At this point I had had enough, and decided to put in an offical complaint. This led to some form of resolution with Clinical Genetics, but as far as neurology was concerned I had come to the conclusion that there was nothing worth pursuing. It seemed a better idea to just let the yearly appoinments lapse, and not bother to see them for a good long while.

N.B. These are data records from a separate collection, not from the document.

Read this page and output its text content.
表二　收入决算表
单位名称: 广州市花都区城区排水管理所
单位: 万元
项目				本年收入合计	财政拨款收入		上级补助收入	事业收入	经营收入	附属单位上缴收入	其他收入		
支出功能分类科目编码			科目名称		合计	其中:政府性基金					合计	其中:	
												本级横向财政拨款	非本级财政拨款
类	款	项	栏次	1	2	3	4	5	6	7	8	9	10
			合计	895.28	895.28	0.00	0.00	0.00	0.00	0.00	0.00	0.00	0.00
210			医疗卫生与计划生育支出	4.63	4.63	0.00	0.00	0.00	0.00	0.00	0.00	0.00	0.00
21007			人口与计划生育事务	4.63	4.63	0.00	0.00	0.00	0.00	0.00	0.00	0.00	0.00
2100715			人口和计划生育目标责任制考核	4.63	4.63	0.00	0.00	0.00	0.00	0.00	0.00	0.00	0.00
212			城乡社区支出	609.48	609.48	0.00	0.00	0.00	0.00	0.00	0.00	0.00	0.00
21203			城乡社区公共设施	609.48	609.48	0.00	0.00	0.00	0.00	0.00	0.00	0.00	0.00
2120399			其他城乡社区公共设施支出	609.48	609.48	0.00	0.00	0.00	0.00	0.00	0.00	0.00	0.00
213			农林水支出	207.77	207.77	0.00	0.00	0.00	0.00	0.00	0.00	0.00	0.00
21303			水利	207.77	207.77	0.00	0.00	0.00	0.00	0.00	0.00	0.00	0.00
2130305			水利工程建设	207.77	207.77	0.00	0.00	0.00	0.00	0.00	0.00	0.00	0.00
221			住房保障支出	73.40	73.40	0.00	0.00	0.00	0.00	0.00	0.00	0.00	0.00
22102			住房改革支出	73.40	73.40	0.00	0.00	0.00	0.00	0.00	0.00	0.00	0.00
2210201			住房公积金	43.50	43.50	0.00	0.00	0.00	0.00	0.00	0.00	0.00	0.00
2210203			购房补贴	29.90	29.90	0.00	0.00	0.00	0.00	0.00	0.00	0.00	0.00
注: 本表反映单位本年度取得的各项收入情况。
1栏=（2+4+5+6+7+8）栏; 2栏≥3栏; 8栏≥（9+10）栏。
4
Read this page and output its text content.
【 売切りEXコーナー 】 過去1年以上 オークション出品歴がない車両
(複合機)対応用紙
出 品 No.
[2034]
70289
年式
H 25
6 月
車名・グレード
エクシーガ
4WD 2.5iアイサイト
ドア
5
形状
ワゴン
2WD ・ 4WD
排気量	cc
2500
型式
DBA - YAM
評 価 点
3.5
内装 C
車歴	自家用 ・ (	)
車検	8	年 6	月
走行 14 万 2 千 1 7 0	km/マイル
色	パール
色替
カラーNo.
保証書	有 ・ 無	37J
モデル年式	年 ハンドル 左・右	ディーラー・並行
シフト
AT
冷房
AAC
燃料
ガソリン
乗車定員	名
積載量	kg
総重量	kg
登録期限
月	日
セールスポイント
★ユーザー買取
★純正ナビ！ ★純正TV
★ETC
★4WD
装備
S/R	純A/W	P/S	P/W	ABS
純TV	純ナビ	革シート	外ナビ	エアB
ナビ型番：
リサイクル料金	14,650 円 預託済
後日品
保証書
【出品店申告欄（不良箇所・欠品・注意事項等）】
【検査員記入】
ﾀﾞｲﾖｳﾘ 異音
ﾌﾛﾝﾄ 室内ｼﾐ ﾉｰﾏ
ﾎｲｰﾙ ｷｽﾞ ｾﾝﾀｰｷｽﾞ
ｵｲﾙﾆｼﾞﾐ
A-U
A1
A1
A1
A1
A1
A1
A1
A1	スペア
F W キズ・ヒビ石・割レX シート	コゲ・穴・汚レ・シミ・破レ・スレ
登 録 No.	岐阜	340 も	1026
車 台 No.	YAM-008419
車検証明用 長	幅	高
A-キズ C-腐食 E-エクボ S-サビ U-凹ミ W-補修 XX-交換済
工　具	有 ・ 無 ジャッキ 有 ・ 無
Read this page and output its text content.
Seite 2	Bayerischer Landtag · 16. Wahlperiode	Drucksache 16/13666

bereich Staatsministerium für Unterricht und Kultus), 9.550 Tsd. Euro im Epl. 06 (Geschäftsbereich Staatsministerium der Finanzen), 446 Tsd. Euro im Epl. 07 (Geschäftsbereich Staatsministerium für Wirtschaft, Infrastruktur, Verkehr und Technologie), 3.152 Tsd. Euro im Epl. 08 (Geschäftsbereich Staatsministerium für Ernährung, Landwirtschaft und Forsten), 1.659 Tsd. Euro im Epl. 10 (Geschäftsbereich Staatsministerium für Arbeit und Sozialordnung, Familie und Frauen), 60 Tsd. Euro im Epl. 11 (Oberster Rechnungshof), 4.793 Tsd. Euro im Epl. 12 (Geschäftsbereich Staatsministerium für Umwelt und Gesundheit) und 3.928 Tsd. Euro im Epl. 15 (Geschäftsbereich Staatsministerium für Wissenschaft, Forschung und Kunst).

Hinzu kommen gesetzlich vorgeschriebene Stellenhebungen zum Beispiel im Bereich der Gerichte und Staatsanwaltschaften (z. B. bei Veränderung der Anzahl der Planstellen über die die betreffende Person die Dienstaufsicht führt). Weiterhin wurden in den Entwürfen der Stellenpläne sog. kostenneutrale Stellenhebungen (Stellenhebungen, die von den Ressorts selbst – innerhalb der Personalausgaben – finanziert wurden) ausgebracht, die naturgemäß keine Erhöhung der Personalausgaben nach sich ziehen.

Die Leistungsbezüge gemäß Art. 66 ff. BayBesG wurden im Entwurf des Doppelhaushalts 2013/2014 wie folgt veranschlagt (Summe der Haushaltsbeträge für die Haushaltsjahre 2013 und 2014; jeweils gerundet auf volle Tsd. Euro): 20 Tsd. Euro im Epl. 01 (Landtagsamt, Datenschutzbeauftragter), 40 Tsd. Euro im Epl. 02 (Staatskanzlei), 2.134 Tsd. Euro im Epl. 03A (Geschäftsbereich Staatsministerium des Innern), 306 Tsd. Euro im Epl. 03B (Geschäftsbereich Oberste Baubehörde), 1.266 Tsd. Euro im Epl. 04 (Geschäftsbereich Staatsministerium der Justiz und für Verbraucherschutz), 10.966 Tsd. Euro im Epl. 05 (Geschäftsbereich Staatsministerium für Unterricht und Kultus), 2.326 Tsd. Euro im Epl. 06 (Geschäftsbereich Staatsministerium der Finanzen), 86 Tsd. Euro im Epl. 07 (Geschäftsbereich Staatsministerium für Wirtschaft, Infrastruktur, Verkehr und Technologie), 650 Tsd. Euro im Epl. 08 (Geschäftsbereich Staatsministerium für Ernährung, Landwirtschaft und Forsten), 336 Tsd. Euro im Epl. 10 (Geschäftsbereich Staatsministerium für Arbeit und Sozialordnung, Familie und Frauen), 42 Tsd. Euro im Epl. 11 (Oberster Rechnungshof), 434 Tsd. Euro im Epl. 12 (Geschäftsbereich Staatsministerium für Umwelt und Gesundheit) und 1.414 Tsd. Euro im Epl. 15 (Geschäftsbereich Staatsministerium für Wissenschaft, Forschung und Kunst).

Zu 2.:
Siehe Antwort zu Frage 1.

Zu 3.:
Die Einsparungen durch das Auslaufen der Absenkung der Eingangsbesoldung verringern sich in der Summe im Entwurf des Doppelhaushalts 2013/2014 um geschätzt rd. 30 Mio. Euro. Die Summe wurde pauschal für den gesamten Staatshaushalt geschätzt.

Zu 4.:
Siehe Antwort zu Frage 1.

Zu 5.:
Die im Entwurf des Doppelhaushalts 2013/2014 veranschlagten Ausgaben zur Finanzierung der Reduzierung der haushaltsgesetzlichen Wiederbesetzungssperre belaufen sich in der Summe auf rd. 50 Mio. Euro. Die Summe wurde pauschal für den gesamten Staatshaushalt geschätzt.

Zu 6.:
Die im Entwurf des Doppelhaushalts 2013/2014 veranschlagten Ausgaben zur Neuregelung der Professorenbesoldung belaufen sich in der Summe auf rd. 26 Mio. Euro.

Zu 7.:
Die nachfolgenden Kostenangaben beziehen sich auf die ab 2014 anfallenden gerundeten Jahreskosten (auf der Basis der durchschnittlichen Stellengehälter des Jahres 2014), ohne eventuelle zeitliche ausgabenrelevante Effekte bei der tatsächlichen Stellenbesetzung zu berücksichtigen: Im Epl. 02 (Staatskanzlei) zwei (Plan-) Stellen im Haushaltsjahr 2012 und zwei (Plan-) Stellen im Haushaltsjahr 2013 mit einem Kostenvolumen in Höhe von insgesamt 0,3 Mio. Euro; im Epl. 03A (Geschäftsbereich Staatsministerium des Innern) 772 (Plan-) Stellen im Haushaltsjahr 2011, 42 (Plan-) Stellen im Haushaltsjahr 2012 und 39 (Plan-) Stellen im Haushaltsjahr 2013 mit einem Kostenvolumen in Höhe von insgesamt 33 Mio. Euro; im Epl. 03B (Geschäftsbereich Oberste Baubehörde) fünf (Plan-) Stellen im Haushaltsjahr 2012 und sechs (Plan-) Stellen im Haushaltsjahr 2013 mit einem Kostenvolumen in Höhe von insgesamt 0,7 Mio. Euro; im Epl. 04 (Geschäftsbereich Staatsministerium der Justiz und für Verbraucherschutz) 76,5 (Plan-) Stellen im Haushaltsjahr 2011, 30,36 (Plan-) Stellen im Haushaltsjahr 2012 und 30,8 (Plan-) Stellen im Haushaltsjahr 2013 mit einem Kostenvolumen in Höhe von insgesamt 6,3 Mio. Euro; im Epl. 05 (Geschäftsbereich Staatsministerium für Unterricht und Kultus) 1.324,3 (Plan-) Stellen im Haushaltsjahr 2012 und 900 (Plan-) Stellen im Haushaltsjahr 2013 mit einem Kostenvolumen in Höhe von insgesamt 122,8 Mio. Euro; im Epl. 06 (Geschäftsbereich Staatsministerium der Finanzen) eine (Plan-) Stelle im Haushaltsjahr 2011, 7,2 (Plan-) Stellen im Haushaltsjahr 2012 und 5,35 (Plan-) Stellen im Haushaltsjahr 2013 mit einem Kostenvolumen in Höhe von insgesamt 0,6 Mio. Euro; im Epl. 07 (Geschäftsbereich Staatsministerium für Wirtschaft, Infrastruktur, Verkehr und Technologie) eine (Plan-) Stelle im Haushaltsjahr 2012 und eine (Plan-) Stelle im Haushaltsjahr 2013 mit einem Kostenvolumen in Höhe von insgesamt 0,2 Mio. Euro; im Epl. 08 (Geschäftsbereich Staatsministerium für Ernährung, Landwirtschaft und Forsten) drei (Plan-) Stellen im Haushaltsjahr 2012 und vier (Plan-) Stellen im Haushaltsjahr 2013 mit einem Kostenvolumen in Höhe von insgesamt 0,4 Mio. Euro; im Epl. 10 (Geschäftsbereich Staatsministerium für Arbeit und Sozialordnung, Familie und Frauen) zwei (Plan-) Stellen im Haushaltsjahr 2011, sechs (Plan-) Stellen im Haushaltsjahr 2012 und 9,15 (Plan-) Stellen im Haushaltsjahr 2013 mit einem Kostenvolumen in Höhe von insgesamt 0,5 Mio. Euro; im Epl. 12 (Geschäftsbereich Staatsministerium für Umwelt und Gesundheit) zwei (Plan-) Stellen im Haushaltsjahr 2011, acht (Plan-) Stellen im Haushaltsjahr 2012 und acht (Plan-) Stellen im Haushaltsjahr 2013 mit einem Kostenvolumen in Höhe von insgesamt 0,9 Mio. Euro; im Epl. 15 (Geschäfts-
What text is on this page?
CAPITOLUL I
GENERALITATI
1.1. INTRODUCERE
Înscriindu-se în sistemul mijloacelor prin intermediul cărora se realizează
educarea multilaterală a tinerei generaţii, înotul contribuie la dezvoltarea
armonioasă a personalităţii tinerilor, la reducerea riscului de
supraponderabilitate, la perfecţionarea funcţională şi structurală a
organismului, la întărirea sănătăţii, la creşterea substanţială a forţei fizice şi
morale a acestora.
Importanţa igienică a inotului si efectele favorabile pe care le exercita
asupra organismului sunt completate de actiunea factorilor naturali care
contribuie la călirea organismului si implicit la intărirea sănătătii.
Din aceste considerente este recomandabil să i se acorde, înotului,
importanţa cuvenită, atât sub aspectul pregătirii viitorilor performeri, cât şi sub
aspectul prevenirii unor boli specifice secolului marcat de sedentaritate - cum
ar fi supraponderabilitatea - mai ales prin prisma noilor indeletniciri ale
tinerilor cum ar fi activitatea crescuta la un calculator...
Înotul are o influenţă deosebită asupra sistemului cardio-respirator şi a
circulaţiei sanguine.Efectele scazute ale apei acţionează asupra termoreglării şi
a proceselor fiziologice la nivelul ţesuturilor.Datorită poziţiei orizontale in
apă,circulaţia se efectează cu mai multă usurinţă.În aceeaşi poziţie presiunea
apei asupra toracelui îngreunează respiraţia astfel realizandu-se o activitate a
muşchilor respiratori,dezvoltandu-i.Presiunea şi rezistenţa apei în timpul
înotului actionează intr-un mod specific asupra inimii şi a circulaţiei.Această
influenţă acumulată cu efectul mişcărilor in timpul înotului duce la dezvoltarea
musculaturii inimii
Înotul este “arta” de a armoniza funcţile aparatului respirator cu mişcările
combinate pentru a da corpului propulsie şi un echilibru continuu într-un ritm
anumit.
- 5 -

So here I am 6 years later, and I’ve requested a neurology appointment. The good news is that after much campaigning by the MDC and service users in the south west region, the NHS has reinstituted the neuromuscular clinics. The South West Neuromuscular Network has been set up.
The symptoms that have prompted me to try again, are
1/ the continued problems with upper-mid back, neck and shoulders, which are getting worse. Eleven years on from my first request to see a neuro, and I’m still waiting for them to address this problem!
2/ The start of what appears to be something akin to trigeminal neuralgia. Facial pain, numbness, and headaches.
3/ Further problems with vertigo, tinnitus and hearing loss, probably due to deterioration of my good right ear.
4/ Hip pain and upper leg weakness which has not fully resolved over the years.
5/ And difficulty in maintaining any form of exercise schedule due to continual problems caused by exercise, ie sudden weakness and sensation loss specific to the exercise. My respiratory nurse specialist has suggested I bring this up, as he has suggested further respiratory rehab sessions, but I cannot maintain them becasue of the problems HNPP gives me. Generally I would like to start some coordinated therapy which is on-going and able to adapt to my needs. Mostly, what is offered are 6 week courses, or 6 week sessions of physiotherapy, and then there is very little follow up. I need more continuity than that, something which will build over a period of time, and which is flexible enough to cope with my ever changing conditions.